LA GARÇONNIÈRE
C.C. Baxter est employé à la Sauvegarde, grande compagnie d’assurance. Dans l’espoir d’un avancement, il prête souvent son appartement à ses supérieurs qui y emmènent leurs petites amies. Un jour le chef du personnel le convoque et lui apprend qu’il sait tout et lui demande aussi sa clé. Baxter est enfin promu. Mais ce qu’il ignorait c’est que le chef du personnel emmenait dans son appartement la femme dont il était amoureux.
Critique du film
Réalisé en 1960, entre Certains l’aiment chaud et Un, deux, trois, La Garçonnière constitue une superbe critique de l’American way of life et de ses dérives, notamment à travers une description de la vie en entreprise, que l’on serait presque tenté de qualifier de « survie » en entreprise. C.C. Baxter, qu’interprète Jack Lemmon pour sa deuxième collaboration avec Billy Wilder – il y en aura sept en tout –, travaille au dix-neuvième étage d’un building où siège une grande compagnie d’assurances. Travaillant sans relâche dans l’enfer d’un open space géant et déshumanisé, C.C. Baxter fait régulièrement des heures supplémentaires qui ne lui seront pas payées. Car cet employé modèle et célibataire ne peut généralement pas rentrer directement dans son appartement new yorkais pour la simple et bonne raison qu’il prête régulièrement son logement à des cadres qui, chacun à tour de rôle, bénéficie du logement pour y convier sa maîtresse. Tout cela sans réelle contrepartie, si ce n’est une vague promesse de recommandation pour une promotion qui tarde à venir. Jusqu’au jour où, finalement, l’employé commence à monter en grades, mais les complications ne sont peut-être pas loin…

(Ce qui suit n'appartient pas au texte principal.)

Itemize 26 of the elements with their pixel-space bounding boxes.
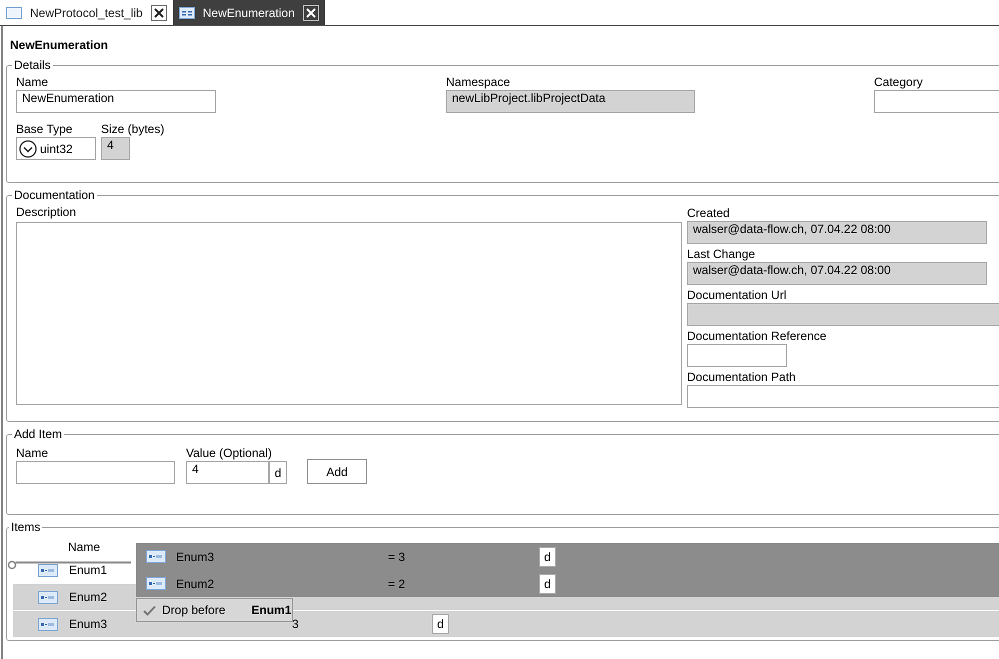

Billy Wilder a toujours été doué pour les jeux de massacre, les portraits au vitriol d’une humanité souvent cruelle, autocentrée et méprisante. Ici, les supérieurs de C.C. Baxter promettent monts et merveilles à leurs conquêtes éphémères – souvent leurs secrétaires car ils les tiennent sous leur joug hiérarchique -, jurant leurs grands dieux qu’ils divorceront et se parjurant à chaque fois. C.C. Baxter fait montre d’une forme de servilité assez peu glorieuse, et il faut tout le talent et le charme de Jack Lemmon pour rendre le personnage si attachant. Ici, une carrière peut se faire ou se défaire selon que vous acceptez ou non de rendre service à vos chefs, quitte à vous oublier et à laisser au vestiaire toute forme de dignité ou de rébellion.

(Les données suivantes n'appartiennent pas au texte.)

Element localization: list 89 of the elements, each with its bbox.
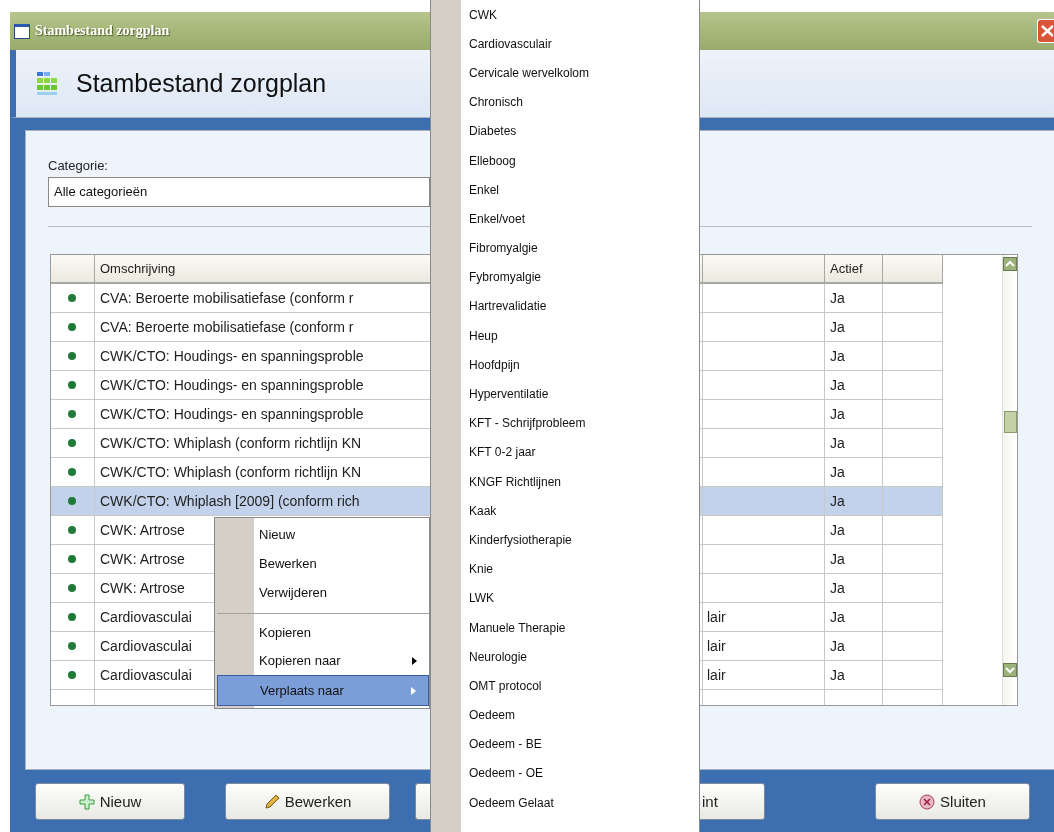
menu-item[interactable]: Cervicale wervelkolom [469, 58, 590, 88]
button[interactable]: Bewerken [225, 783, 390, 820]
menu-item[interactable]: Hyperventilatie [469, 379, 549, 409]
window-icon [14, 23, 30, 39]
table-cell: Ja [825, 632, 883, 661]
table-cell: Ja [825, 284, 883, 313]
table-cell [883, 284, 943, 313]
table-cell: Ja [825, 574, 883, 603]
table-cell: lair [703, 632, 825, 661]
table-cell [883, 603, 943, 632]
table-cell: Ja [825, 313, 883, 342]
menu-item[interactable]: Knie [469, 554, 494, 584]
table-cell: Ja [825, 545, 883, 574]
menu-item[interactable]: Hoofdpijn [469, 350, 520, 380]
menu-item[interactable]: Oedeem Gelaat [469, 788, 554, 818]
submenu-arrow-icon [411, 686, 416, 695]
menu-item[interactable]: OMT protocol [469, 671, 542, 701]
table-cell [883, 371, 943, 400]
menu-item[interactable]: KFT 0-2 jaar [469, 437, 536, 467]
menu-item[interactable]: Enkel [469, 175, 500, 205]
plus-icon [78, 793, 95, 810]
scrollbar[interactable] [1002, 255, 1017, 705]
table-cell: Ja [825, 400, 883, 429]
menu-item[interactable]: Heup [469, 321, 498, 351]
menu-item[interactable]: Kaak [469, 496, 497, 526]
close-icon[interactable] [1039, 23, 1053, 39]
table-cell: Ja [825, 487, 883, 516]
close-button[interactable] [1037, 19, 1054, 43]
table-cell: Ja [825, 516, 883, 545]
column-header[interactable] [883, 255, 943, 284]
menu-item[interactable]: Kinderfysiotherapie [469, 525, 572, 555]
menu-item[interactable]: Kopieren [217, 613, 429, 646]
column-header[interactable]: Omschrijving [95, 255, 433, 284]
menu-item[interactable]: Oedeem [469, 700, 516, 730]
page-title: Stambestand zorgplan [76, 69, 327, 98]
menu-item[interactable]: Elleboog [469, 145, 516, 176]
field-label: Categorie: [48, 157, 108, 175]
menu-item[interactable]: Manuele Therapie [469, 612, 566, 643]
grid-icon [36, 70, 58, 97]
table-cell [883, 400, 943, 429]
menu-item[interactable]: Oedeem - BE [469, 729, 542, 759]
table-cell: CWK/CTO: Whiplash [2009] (conform rich [95, 487, 433, 516]
table-cell [883, 458, 943, 487]
table-cell: Ja [825, 371, 883, 400]
column-header[interactable] [51, 255, 95, 284]
menu-item[interactable]: CWK [469, 0, 497, 30]
table-cell [883, 574, 943, 603]
table-cell: Ja [825, 458, 883, 487]
table-cell [883, 487, 943, 516]
table-cell: lair [703, 603, 825, 632]
table-cell: lair [703, 661, 825, 690]
menu-item[interactable]: KNGF Richtlijnen [469, 467, 562, 497]
table-cell [883, 632, 943, 661]
table-cell: Ja [825, 661, 883, 690]
menu-item[interactable]: Fibromyalgie [469, 233, 538, 263]
menu-item[interactable]: Oedeem - OE [469, 758, 544, 789]
table-cell [883, 545, 943, 574]
column-header[interactable] [703, 255, 825, 284]
menu-item[interactable]: Enkel/voet [469, 204, 526, 234]
menu-item[interactable]: Cardiovasculair [469, 29, 552, 59]
column-header[interactable]: Actief [825, 255, 883, 284]
pencil-icon [263, 793, 280, 810]
menu-item[interactable]: Diabetes [469, 116, 517, 146]
table-cell [883, 429, 943, 458]
table-cell [883, 661, 943, 690]
table-cell: Ja [825, 342, 883, 371]
table-cell: Ja [825, 429, 883, 458]
menu-item[interactable]: KFT - Schrijfprobleem [469, 408, 586, 438]
scroll-down-icon[interactable] [1003, 663, 1017, 677]
window-title: Stambestand zorgplan [35, 23, 170, 39]
menu-item[interactable]: Neurologie [469, 642, 528, 672]
button[interactable]: Sluiten [875, 783, 1030, 820]
menu-item[interactable]: Verplaats naar [217, 675, 429, 706]
menu-item[interactable]: Hartrevalidatie [469, 291, 547, 322]
category-dropdown[interactable]: Alle categorieën [48, 177, 430, 207]
table-cell: Ja [825, 603, 883, 632]
submenu-arrow-icon [412, 656, 417, 665]
table-cell [883, 313, 943, 342]
menu-item[interactable]: LWK [469, 583, 495, 613]
scroll-thumb[interactable] [1003, 411, 1017, 433]
button[interactable]: Nieuw [35, 783, 185, 820]
table-cell [883, 516, 943, 545]
scroll-up-icon[interactable] [1003, 257, 1017, 271]
toolbar-button[interactable] [415, 783, 430, 820]
table-cell [883, 342, 943, 371]
close-icon [919, 793, 936, 810]
menu-item[interactable]: Chronisch [469, 87, 524, 117]
button[interactable]: int [700, 783, 765, 820]
menu-item[interactable]: Fybromyalgie [469, 262, 542, 292]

L’humour de La Garçonnière repose beaucoup sur l’enfer dans lequel vit C.C. Baxter, contraint de jongler avec un agenda – du moins celui des « réservations » de son appartement – presque digne de celui d’un premier ministre. Pas mal de répliques hilarantes parsèment le film, le héros semblant presque afficher parfois un certain masochisme, alors que sa vie devient un enfer. Tout l’enjeu de l’histoire repose aussi sur sa possibilité d’apprendre enfin à dire non. Avec le risque de déplaire et de voir sa carrière prendre une tout autre direction.

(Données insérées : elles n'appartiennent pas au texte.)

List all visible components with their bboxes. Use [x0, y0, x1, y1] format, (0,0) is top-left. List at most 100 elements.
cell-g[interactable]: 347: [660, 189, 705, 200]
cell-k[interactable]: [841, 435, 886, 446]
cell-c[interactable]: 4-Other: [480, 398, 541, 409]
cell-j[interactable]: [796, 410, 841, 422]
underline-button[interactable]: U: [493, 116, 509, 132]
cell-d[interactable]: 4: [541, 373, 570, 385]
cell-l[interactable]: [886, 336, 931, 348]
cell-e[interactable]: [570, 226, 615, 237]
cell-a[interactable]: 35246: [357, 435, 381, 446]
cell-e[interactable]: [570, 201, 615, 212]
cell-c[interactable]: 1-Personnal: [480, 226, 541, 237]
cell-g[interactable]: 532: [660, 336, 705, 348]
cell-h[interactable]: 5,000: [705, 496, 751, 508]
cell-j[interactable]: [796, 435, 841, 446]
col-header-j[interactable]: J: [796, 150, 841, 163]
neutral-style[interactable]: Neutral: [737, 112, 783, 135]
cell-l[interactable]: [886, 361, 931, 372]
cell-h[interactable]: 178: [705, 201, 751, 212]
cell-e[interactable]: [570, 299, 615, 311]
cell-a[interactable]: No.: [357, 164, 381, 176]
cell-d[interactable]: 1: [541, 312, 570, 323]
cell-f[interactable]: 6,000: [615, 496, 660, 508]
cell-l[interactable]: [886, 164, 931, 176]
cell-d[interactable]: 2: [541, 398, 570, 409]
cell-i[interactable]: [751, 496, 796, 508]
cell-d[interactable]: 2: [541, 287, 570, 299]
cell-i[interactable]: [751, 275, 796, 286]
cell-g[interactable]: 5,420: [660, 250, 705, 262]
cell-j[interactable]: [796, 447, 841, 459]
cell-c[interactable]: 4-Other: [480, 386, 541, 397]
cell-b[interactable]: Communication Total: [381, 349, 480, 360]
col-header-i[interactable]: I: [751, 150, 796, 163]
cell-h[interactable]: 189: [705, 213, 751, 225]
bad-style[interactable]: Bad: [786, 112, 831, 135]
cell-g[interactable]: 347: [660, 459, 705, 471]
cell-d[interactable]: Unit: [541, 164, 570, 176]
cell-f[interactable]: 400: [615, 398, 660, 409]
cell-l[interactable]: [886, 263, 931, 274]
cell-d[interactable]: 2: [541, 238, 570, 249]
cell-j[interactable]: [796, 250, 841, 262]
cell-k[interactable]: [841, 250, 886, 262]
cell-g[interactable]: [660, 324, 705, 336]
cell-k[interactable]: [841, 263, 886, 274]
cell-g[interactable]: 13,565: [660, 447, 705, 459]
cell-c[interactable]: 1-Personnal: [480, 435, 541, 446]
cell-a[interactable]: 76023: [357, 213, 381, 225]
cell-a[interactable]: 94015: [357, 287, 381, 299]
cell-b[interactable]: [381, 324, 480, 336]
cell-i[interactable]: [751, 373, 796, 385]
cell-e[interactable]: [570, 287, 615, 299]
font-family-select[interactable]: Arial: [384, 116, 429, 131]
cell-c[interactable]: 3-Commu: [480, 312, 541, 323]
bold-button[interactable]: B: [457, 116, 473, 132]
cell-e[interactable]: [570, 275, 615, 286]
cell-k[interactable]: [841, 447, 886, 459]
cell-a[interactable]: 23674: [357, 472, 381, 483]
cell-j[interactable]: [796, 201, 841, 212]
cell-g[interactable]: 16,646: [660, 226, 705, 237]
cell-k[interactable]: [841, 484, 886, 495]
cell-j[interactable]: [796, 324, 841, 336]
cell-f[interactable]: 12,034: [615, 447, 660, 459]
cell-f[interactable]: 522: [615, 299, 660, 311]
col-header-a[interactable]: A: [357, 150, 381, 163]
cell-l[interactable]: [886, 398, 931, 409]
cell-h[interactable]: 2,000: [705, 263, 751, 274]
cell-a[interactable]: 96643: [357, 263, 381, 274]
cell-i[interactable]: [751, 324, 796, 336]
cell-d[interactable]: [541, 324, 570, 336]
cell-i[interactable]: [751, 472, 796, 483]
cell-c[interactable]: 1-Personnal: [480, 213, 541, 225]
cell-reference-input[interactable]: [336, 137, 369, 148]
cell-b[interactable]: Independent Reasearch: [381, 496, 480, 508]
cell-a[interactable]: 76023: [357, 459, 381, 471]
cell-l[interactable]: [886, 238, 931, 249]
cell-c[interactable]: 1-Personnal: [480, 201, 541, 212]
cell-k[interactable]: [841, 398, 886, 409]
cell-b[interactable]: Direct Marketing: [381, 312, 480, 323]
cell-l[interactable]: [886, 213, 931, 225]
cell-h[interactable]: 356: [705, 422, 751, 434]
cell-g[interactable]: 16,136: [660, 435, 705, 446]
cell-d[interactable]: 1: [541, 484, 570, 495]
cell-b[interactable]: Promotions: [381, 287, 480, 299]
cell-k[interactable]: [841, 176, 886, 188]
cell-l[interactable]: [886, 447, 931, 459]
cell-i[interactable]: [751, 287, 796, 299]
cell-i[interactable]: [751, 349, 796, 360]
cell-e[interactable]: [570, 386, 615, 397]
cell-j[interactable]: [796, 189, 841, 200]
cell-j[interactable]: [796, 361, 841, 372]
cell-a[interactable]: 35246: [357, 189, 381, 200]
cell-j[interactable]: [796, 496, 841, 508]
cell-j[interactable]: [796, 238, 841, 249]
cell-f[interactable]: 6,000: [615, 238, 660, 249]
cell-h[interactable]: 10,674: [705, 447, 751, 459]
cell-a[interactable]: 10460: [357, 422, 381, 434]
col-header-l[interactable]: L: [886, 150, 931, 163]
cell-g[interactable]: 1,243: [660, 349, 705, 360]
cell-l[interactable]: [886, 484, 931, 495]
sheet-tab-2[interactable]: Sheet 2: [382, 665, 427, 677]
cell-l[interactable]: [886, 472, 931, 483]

Dans l’entourage de C.C. Baxter, on trouve néanmoins deux personnages positifs et éminemment sympathiques : Fran, liftière dans l’immeuble de la société – jouée par une Shirley MacLaine émouvante – dont Baxter va tomber amoureux et le voisin de l’employé aliéné : un médecin du nom de Dreyfuss – Jack Kruschen – un homme avisé et de bon conseil. Dans La Garçonnière, il est beaucoup question d’amour, amour véritable et sincère qui ferait presque renoncer à celle qu’on aime pour avoir la certitude de la voir heureuse. Il y a peu de personnes sincères, profondes, mais elles dégagent suffisamment de choses positives pour consoler, aider à vivre et à espérer. Et peut-être apprendre enfin à dire non.
Très réussi plastiquement, grâce à la photographie en noir et blanc de Joseph LaShelle et au travail du grand chef décorateur Alexandre Trauner, La Garçonnière n’a pas pris une ride et demeure l’un des sommets de la comédie américaine, une œuvre douce-amère sur la dignité retrouvée, à (re)découvrir en salle depuis le 28 août 2024.